MEDICAL students who long to get their hands inside a body, and architects who want to show city planners how their new tower will fit in with an old town centre will soon be able to do so without touching a scalpel or a model. It's all thanks to a new display tool that makes 3D images spring out of a tabletop.
The Immersive Workbench looks like a large glass-topped table. Three-dimensional images appear on top of the table to viewers wearing special glasses. One person uses either a 3D mouse or a dataglove to move the images around.
The display is being developed by researchers at three organisations. the German National Research Center for Information Technology (GMD) in Sankt Augustin, Stanford University in California and Fakespace, a company in Silicon Valley that specialises in virtual reality computer interfaces.
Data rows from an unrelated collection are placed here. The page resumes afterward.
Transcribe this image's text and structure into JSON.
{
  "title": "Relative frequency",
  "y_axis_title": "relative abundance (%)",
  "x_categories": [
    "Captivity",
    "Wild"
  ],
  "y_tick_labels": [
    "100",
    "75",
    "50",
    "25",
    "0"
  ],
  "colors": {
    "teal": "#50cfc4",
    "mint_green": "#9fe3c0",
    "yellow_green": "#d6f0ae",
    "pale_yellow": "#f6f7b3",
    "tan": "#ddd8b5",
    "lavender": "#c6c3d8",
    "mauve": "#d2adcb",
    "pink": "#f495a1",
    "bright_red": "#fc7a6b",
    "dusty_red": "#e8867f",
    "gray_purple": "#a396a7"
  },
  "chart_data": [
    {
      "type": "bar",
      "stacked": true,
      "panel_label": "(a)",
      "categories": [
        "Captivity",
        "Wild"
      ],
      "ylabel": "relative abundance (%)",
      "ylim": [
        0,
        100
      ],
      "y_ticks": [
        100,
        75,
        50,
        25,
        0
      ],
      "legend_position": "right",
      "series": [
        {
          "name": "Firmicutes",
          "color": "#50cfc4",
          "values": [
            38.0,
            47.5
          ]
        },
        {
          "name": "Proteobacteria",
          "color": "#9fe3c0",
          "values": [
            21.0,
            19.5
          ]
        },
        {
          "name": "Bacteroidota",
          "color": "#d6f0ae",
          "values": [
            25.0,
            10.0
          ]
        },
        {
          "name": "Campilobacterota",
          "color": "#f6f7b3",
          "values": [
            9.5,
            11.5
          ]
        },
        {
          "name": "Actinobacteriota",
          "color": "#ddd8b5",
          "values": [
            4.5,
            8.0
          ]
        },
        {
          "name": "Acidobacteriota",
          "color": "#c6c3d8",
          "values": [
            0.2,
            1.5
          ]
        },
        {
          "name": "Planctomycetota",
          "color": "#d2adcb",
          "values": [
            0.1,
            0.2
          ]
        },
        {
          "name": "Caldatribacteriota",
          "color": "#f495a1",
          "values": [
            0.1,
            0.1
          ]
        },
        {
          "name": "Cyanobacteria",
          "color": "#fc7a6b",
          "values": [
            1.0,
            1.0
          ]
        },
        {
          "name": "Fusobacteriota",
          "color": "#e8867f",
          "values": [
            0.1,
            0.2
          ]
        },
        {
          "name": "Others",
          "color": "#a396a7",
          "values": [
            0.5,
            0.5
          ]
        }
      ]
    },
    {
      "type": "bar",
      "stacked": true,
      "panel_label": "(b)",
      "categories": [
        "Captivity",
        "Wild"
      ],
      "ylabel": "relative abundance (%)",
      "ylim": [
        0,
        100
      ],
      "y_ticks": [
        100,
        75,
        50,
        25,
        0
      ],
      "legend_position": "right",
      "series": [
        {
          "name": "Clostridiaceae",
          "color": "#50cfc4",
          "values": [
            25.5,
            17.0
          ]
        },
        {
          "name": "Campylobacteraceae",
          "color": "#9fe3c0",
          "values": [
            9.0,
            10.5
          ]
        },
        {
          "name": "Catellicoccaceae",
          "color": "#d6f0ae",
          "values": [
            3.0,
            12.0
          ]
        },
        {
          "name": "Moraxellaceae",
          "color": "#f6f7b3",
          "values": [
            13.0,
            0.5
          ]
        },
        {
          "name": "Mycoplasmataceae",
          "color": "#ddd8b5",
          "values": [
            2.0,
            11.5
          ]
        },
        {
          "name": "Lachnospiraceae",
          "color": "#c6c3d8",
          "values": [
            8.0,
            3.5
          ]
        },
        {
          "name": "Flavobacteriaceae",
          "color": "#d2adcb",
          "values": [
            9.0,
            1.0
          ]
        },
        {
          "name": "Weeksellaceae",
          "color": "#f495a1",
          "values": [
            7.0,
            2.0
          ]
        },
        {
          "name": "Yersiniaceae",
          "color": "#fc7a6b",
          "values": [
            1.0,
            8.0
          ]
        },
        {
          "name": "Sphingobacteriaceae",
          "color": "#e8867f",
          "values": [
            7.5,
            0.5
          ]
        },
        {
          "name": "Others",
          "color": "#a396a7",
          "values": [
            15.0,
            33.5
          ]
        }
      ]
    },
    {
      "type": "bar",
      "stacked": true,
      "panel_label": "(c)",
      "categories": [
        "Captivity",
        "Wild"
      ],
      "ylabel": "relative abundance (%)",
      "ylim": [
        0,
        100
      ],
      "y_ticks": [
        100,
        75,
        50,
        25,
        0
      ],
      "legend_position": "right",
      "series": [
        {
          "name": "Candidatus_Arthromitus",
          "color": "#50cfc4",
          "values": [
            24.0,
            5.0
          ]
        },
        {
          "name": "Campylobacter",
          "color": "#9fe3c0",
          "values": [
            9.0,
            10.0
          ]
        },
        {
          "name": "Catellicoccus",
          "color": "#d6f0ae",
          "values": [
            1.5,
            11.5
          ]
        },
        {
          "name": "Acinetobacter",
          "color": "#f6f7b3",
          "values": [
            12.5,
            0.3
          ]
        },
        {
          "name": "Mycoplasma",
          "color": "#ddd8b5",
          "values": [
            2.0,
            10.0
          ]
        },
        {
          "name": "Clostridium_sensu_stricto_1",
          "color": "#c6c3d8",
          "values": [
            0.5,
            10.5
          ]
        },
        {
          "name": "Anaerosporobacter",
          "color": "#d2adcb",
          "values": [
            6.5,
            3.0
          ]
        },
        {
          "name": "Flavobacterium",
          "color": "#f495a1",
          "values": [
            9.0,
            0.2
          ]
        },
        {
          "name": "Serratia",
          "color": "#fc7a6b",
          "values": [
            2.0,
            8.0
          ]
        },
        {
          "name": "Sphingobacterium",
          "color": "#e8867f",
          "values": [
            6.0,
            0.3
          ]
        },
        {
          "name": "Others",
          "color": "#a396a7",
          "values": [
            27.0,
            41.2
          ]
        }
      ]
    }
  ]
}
The 3D effect is achieved by a specialised computer from Silicon Graphics. This stores all the images and alternates between sending images for the left eye and those for the right to a digital projector. The system sends 120 images a second to the projector.60 for the left eye and 60 for the right.
The viewing glasses have shutters synchronised to open and close as the images are projected onto the glass table. So when the left eye image is projected the right eye is covered. This makes the image appear on the table rather than inside it.
Workbench will be useful for surgeons who want to plan operations based on CAT scans of a patient's body, says David Eggleston, a vice-president of Fakespace. The system could also be used by architects at planning meetings. The US military is looking at the Workbench for planning training manoeuvres. Demonstrations of these applications were on display at SIGGRAPH, the computer graphics and interactive computing conference, which was held in New Orleans earlier this month.
Eggleston says one of the hardest achievements is getting the hardware and software to work together in a way that seems natural. When the viewer points at the part of the image they want to concentrate on, the image should change quickly and smoothly. "You want to maintain the resolution and perspective," he says.